Coming on the heels of HAI’s expansion to include UAS (unmanned aircraft systems) operators and owners, HAI President and CEO Matt Zuccaro told ROTOR Daily that he was able to use his participation in a recent meeting on UAS issues to explain the helicopter industry’s concerns and positions to the UAS community.
Zuccaro was one of the speakers at the keynote luncheon session on “UAS Integration: Other Viewpoints and Opinions” at the FAA UAS Symposium, held last month in Daytona Beach, Fla., by the FAA and Embry-Riddle Aeronautical University.
The meeting, which he called an opportunity for stakeholders in the emerging UAS technology to exchange concerns, issues, and ideas, gave Zuccaro the opportunity to ensure that the UAS industry, regulators, and others are aware of HAI position that “we view this as an exciting new technology,” he says.
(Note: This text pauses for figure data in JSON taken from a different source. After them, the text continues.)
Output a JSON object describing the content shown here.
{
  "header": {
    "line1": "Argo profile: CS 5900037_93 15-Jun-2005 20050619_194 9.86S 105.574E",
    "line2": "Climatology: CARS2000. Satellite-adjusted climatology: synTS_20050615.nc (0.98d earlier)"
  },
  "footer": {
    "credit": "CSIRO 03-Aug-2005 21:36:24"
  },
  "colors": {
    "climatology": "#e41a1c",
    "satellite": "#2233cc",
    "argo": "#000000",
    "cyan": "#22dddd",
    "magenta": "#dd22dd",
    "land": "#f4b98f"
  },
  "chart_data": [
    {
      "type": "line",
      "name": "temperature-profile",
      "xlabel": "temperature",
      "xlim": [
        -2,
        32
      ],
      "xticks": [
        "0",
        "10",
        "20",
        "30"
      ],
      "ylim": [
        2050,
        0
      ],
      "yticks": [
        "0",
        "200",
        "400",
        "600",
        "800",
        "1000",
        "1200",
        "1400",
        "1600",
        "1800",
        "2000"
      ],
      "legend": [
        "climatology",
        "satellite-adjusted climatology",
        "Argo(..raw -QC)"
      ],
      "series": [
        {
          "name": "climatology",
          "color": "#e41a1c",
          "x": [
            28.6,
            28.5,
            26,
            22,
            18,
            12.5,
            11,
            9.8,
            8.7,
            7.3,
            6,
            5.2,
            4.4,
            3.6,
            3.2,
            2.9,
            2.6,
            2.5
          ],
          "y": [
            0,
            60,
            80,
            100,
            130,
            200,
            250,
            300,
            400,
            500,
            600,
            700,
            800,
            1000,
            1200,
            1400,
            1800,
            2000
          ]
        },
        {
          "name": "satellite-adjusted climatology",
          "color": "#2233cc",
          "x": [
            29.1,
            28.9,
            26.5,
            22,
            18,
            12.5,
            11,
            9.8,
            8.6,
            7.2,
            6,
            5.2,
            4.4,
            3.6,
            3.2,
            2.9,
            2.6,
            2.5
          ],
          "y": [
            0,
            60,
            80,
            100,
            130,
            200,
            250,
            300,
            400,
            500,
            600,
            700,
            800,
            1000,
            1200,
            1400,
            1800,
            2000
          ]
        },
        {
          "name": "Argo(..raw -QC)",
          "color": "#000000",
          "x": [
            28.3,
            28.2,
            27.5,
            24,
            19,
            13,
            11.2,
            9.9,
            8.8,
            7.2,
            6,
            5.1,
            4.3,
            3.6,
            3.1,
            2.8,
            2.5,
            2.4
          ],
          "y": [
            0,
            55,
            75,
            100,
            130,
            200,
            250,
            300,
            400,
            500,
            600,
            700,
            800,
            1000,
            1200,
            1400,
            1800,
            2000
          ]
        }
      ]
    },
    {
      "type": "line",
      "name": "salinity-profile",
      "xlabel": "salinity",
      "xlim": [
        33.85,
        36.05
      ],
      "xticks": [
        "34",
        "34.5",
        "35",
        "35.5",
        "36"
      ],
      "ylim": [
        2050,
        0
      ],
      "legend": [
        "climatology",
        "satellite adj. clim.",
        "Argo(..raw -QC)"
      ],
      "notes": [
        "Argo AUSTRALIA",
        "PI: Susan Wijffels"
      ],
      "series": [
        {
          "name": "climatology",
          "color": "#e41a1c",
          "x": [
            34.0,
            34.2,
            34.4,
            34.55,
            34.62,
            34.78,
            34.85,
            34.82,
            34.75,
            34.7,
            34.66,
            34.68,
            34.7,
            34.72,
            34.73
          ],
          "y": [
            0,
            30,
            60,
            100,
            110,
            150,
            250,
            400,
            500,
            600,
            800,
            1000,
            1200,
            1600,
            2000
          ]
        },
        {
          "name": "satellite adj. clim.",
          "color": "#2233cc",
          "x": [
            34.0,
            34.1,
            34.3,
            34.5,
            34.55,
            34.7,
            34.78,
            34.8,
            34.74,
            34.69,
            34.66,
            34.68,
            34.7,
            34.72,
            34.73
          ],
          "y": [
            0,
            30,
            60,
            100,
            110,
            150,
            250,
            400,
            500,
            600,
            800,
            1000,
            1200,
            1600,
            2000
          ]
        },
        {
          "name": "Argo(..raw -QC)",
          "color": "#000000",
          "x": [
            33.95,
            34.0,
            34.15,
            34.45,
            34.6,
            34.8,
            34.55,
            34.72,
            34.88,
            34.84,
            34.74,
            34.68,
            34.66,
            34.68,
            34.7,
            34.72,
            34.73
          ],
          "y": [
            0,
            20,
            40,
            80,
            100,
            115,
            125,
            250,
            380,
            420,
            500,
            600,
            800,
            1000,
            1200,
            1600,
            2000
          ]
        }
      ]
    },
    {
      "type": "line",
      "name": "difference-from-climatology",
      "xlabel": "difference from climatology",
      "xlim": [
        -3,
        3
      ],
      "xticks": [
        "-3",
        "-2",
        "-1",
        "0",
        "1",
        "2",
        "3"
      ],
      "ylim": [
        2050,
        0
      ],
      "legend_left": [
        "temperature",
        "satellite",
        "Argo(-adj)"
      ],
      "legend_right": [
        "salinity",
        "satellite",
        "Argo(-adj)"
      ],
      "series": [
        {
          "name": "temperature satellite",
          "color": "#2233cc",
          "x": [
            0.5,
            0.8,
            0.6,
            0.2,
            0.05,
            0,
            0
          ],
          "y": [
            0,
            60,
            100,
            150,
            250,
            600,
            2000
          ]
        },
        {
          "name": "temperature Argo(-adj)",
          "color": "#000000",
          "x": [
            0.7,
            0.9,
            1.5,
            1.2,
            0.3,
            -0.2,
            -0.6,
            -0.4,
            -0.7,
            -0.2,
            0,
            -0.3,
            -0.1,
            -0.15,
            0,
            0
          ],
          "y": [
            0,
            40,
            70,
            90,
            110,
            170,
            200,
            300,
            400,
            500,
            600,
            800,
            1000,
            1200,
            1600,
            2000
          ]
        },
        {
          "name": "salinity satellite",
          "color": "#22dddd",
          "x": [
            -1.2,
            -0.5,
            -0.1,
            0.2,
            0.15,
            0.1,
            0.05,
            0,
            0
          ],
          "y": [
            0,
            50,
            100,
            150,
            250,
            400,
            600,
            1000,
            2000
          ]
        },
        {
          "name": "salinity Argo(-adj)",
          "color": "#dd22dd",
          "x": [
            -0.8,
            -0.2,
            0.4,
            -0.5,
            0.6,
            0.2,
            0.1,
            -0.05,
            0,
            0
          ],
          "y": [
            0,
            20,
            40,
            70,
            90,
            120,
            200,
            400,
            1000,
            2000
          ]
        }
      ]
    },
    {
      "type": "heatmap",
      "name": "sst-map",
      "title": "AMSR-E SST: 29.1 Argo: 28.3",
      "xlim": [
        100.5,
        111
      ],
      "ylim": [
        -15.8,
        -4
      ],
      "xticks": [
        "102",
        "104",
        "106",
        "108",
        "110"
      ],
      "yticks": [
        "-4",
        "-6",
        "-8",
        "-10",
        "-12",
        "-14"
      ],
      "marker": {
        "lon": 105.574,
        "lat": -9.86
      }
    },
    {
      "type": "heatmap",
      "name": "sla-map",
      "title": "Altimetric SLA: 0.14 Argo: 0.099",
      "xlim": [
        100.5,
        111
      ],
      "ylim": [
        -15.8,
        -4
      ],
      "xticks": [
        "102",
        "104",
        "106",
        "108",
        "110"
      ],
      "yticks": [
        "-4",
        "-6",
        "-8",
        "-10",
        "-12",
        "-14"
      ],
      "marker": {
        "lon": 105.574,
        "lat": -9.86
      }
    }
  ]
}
Zuccaro says that whenever he talks to outside groups, most people are surprised that the helicopter industry is not hostile to UAS, which share similar missions and airspace with helicopters.
“We had two choices,” Zuccaro told ROTOR Daily. “We could either object to their technology and try to keep it out of the airspace, which, quite frankly, I don’t think is a rational position, or we could actually look at UAS as a new, exciting business opportunity for helicopter operators. That’s what we’ve decided to do.”
He says this HAI position was new to “at least half” of the people at the conference, with many thinking, erroneously, that the helicopter industry is fighting UAS as being unsafe and competition.
At the same time, though, Zuccaro thinks that the UAS industry has not “come to grips” with the fact that UAS are aircraft, rather than toys or consumer products, meaning that UAS operators have duties and responsibilities to others sharing the same airspace.
Zuccaro expects that this and other outreach to the UAS community will result in better understanding between the UAS and helicopter industries. “We’re looking to work together with them, and we are absolutely going to do the best we can to ensure that they recognize the duties and responsibilities they have, and that they are in a consensus with us about the things that we’re advocating for,” he says — specifically, the safe integration of U.A.S. into the airspace, registration of UAS and education for those operating them.